Kimonos, Bumsters and More invade LCM SS16
Though many of us are still savoring some of the more fruitful designs to emerge out of recent designer’s Resort collections, the eyes of the fashion world have turned to London, where the LCM Fashion Week has just wrapped up. Showcasing the latest innovations in menswear, this year had numerous stand-outs, all of which were united under a prevalent theme of exploring male sexuality, striking out through fashion in ways that have never appeared on any catwalk. We rounded up our list of the must-see collections of the week– from the debut menswear collection from industry giant Coach to future acid-rain chic courtesy of KTZ.

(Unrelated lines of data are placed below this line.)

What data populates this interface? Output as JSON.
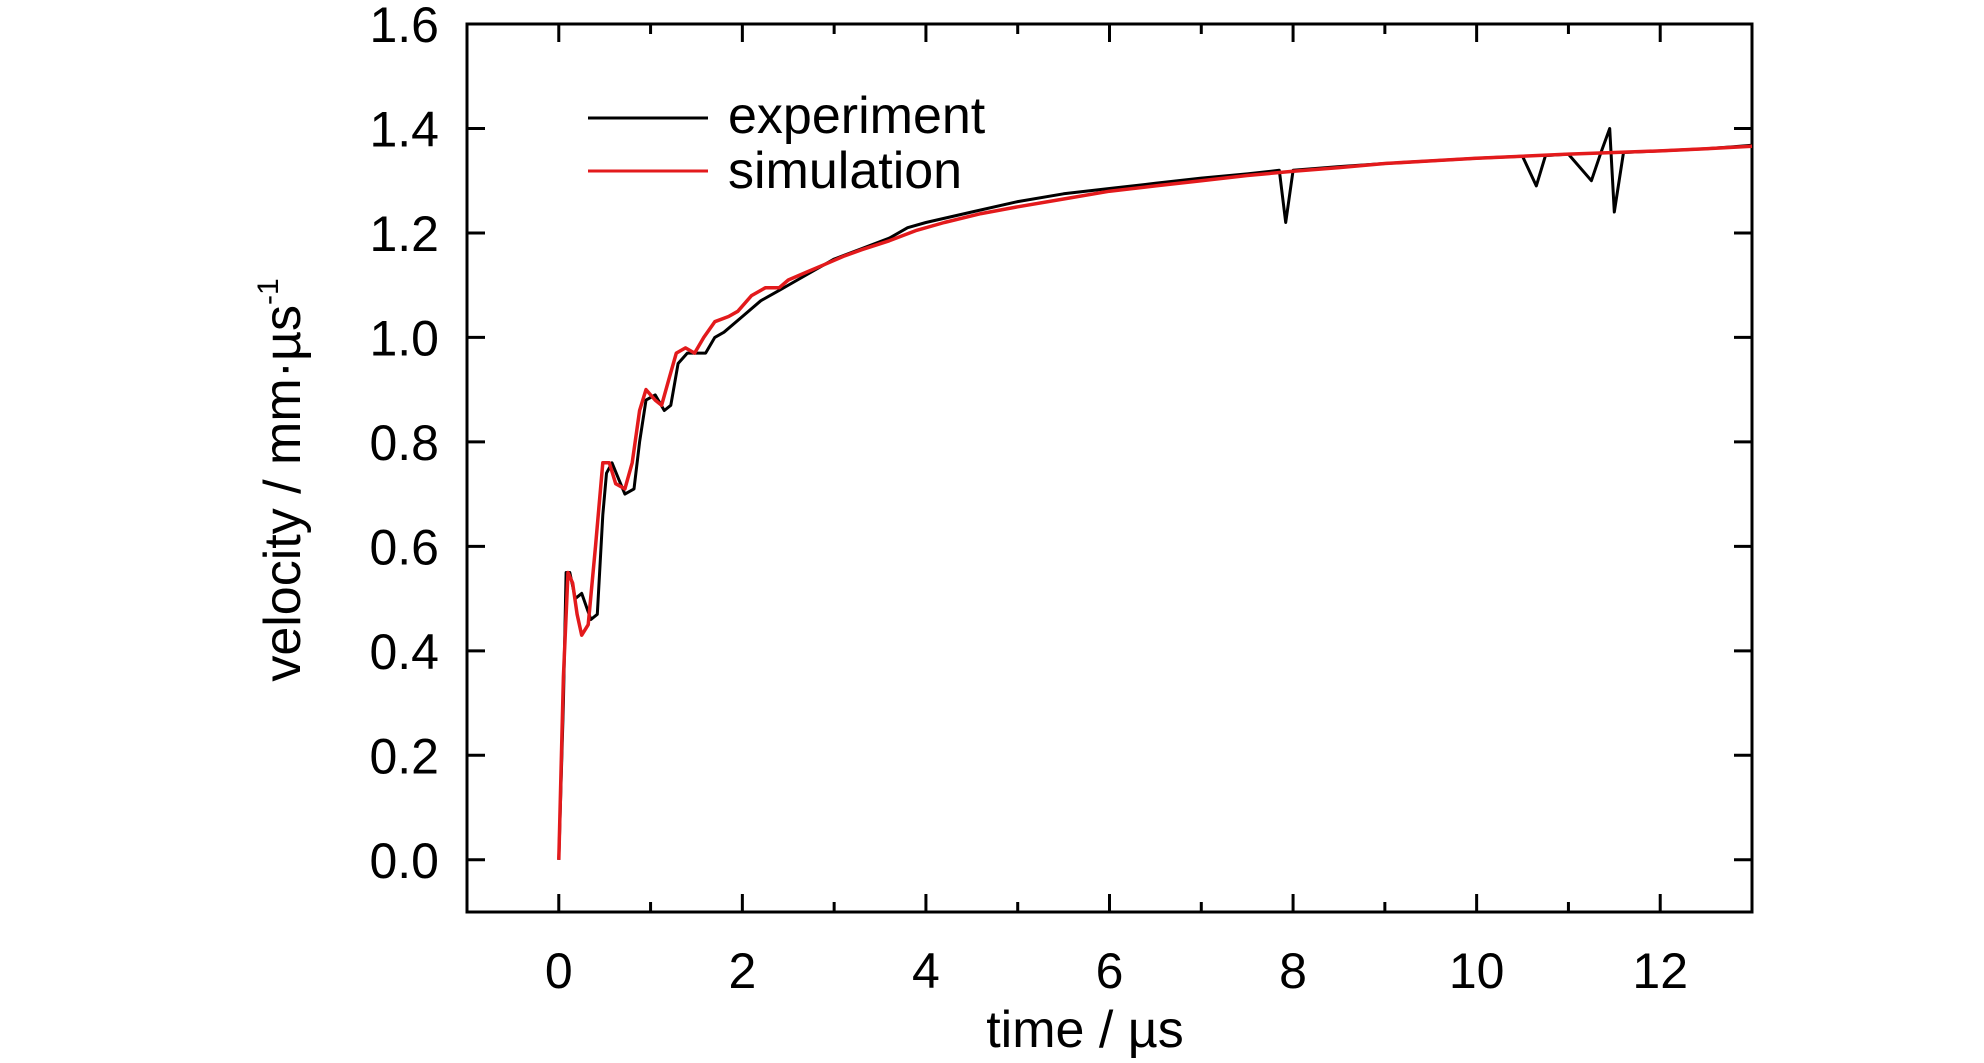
{
  "chart_data": {
    "type": "line",
    "xlabel": "time / µs",
    "ylabel": "velocity / mm·µs",
    "ylabel_superscript": "-1",
    "xlim": [
      -1,
      13
    ],
    "ylim": [
      -0.1,
      1.6
    ],
    "x_ticks": [
      0,
      2,
      4,
      6,
      8,
      10,
      12
    ],
    "x_tick_labels": [
      "0",
      "2",
      "4",
      "6",
      "8",
      "10",
      "12"
    ],
    "y_ticks": [
      0.0,
      0.2,
      0.4,
      0.6,
      0.8,
      1.0,
      1.2,
      1.4,
      1.6
    ],
    "y_tick_labels": [
      "0.0",
      "0.2",
      "0.4",
      "0.6",
      "0.8",
      "1.0",
      "1.2",
      "1.4",
      "1.6"
    ],
    "grid": false,
    "legend": "top-left",
    "series": [
      {
        "name": "experiment",
        "color": "#000000",
        "points": [
          [
            0.0,
            0.0
          ],
          [
            0.05,
            0.3
          ],
          [
            0.08,
            0.55
          ],
          [
            0.12,
            0.55
          ],
          [
            0.18,
            0.5
          ],
          [
            0.25,
            0.51
          ],
          [
            0.35,
            0.46
          ],
          [
            0.42,
            0.47
          ],
          [
            0.48,
            0.66
          ],
          [
            0.52,
            0.74
          ],
          [
            0.58,
            0.76
          ],
          [
            0.65,
            0.73
          ],
          [
            0.72,
            0.7
          ],
          [
            0.82,
            0.71
          ],
          [
            0.88,
            0.8
          ],
          [
            0.95,
            0.88
          ],
          [
            1.05,
            0.89
          ],
          [
            1.15,
            0.86
          ],
          [
            1.22,
            0.87
          ],
          [
            1.3,
            0.95
          ],
          [
            1.4,
            0.97
          ],
          [
            1.5,
            0.97
          ],
          [
            1.6,
            0.97
          ],
          [
            1.7,
            1.0
          ],
          [
            1.8,
            1.01
          ],
          [
            2.0,
            1.04
          ],
          [
            2.2,
            1.07
          ],
          [
            2.4,
            1.09
          ],
          [
            2.6,
            1.11
          ],
          [
            2.8,
            1.13
          ],
          [
            3.0,
            1.15
          ],
          [
            3.3,
            1.17
          ],
          [
            3.6,
            1.19
          ],
          [
            3.8,
            1.21
          ],
          [
            4.0,
            1.22
          ],
          [
            4.5,
            1.24
          ],
          [
            5.0,
            1.26
          ],
          [
            5.5,
            1.275
          ],
          [
            6.0,
            1.285
          ],
          [
            6.5,
            1.295
          ],
          [
            7.0,
            1.305
          ],
          [
            7.5,
            1.313
          ],
          [
            7.85,
            1.32
          ],
          [
            7.92,
            1.22
          ],
          [
            8.0,
            1.32
          ],
          [
            8.5,
            1.327
          ],
          [
            9.0,
            1.333
          ],
          [
            9.5,
            1.338
          ],
          [
            10.0,
            1.343
          ],
          [
            10.5,
            1.347
          ],
          [
            10.65,
            1.29
          ],
          [
            10.75,
            1.348
          ],
          [
            11.0,
            1.351
          ],
          [
            11.25,
            1.3
          ],
          [
            11.35,
            1.352
          ],
          [
            11.45,
            1.4
          ],
          [
            11.5,
            1.24
          ],
          [
            11.6,
            1.354
          ],
          [
            12.0,
            1.357
          ],
          [
            12.5,
            1.361
          ],
          [
            12.8,
            1.365
          ],
          [
            13.0,
            1.368
          ]
        ]
      },
      {
        "name": "simulation",
        "color": "#e31a1c",
        "points": [
          [
            0.0,
            0.0
          ],
          [
            0.05,
            0.35
          ],
          [
            0.1,
            0.55
          ],
          [
            0.15,
            0.53
          ],
          [
            0.2,
            0.47
          ],
          [
            0.25,
            0.43
          ],
          [
            0.32,
            0.45
          ],
          [
            0.4,
            0.6
          ],
          [
            0.48,
            0.76
          ],
          [
            0.55,
            0.76
          ],
          [
            0.62,
            0.72
          ],
          [
            0.72,
            0.71
          ],
          [
            0.8,
            0.76
          ],
          [
            0.88,
            0.86
          ],
          [
            0.95,
            0.9
          ],
          [
            1.05,
            0.88
          ],
          [
            1.12,
            0.87
          ],
          [
            1.2,
            0.92
          ],
          [
            1.28,
            0.97
          ],
          [
            1.38,
            0.98
          ],
          [
            1.48,
            0.97
          ],
          [
            1.58,
            1.0
          ],
          [
            1.7,
            1.03
          ],
          [
            1.85,
            1.04
          ],
          [
            1.95,
            1.05
          ],
          [
            2.1,
            1.08
          ],
          [
            2.25,
            1.095
          ],
          [
            2.4,
            1.095
          ],
          [
            2.5,
            1.11
          ],
          [
            2.7,
            1.125
          ],
          [
            2.9,
            1.14
          ],
          [
            3.1,
            1.155
          ],
          [
            3.3,
            1.168
          ],
          [
            3.6,
            1.185
          ],
          [
            3.9,
            1.205
          ],
          [
            4.2,
            1.22
          ],
          [
            4.6,
            1.237
          ],
          [
            5.0,
            1.25
          ],
          [
            5.5,
            1.265
          ],
          [
            6.0,
            1.28
          ],
          [
            6.5,
            1.29
          ],
          [
            7.0,
            1.3
          ],
          [
            7.5,
            1.31
          ],
          [
            8.0,
            1.318
          ],
          [
            8.5,
            1.325
          ],
          [
            9.0,
            1.333
          ],
          [
            9.5,
            1.338
          ],
          [
            10.0,
            1.343
          ],
          [
            10.5,
            1.347
          ],
          [
            11.0,
            1.351
          ],
          [
            11.5,
            1.354
          ],
          [
            12.0,
            1.357
          ],
          [
            12.5,
            1.361
          ],
          [
            13.0,
            1.366
          ]
        ]
      }
    ]
  }
}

In the wake of Rick Owens’ penis exhibit earlier this year, Sibling took a different approach to celebrate the male form. This week saw the much needed return of the ‘bumster,’ the infamous butt-crack revealing trouser designed by Alexander McQueen in the 90s and we couldn’t be happier. Another standout from the collection were the twinkling sequin football jerseys which would have been perfect for [Madonna]()’s backup dancers at her 2012 Superbowl performance. Sibling embraced male sexuality in a new, playful and sophisticated way – we only hope more guys will embrace the bumster.
If KTZ designer Marjan Pejoski is known for anything, it is his ability to shatter expectations. Where his previous FW15 womenswear collection was characterized by tribal patterns and leather, his Spring 16 Menswear collection traded leather for nylons and indigenous influence for visions of a plasticized future. The collection was eclectic to say the least, boasting sheer jacket and short combos which seemed the ideal shield from an acid-rain drenched cityscape a la Blade Runner, multi-color, cross-cut shirts and pants emblazoned with unique bar codes and serial numbers, and a finale of a backpacks accessorized with open parachute/butterfly wings, both patterned in mock corporate logos. It was a collection that overall proved to be frighteningly astute in depicting an all too near dystopia.
Sooner or later, Coach was going to dabble in menswear. We only wonder why it didn’t happen sooner. Their landmark collection was unafraid to experiment with bold colors and patterns – including psychedelic designs and tiger stripes – and the results were a brilliant mix of street meets luxury. The traditional silhouettes combined with glowing neon hues in a variety of prints were sharp, exciting and classic Coach. Their venture into menswear was long overdue but this collection proves it was well worth the wait.
What strikes one first and foremost from Craig Green’s new menswear collection is it’s vibrant palette, one that transforms the otherwise static pieces into ravishing new depths of scope. Upon closer inspection, what becomes truly ravishing is the complexity of Green’s layering, where new ties and tassels are discovered with each glance. Taking influence in the attire of kung fu, the whole collection comes off as something resembling ‘Crouching Tiger, Hidden Dragon realness,’ where the sashes and accouterments of kimonos and Nehru jackets are elevated to new heights of dynamism. What truly stole the show were the great boxes of fabric, where models became enormous colored banners, visible only through slight slits in front of the eyes and the chest. It was a collection where showmanship met minimalism somewhere in the middle, the outcome being truly inspired.
Unusual details and deconstructed shapes were key elements of Christopher Shannon‘s collection. His affinity for trinkets surfaced in some graphic knitted sweaters with lighters that said ‘DAMAGED’ and ‘NEEDY.’ Other pieces had whistles, keychains and other knickknacks sewn right onto them. Another show highlight was the bikini-tops worn as necklaces, which could be an additional contribution to the ongoing conversation on alternative portrayals of masculinity. While some pieces held a more serious tone, the overall mood of the show was lighthearted – something later emphasized by closing the show with Sisqo’s ‘The Thong Song.’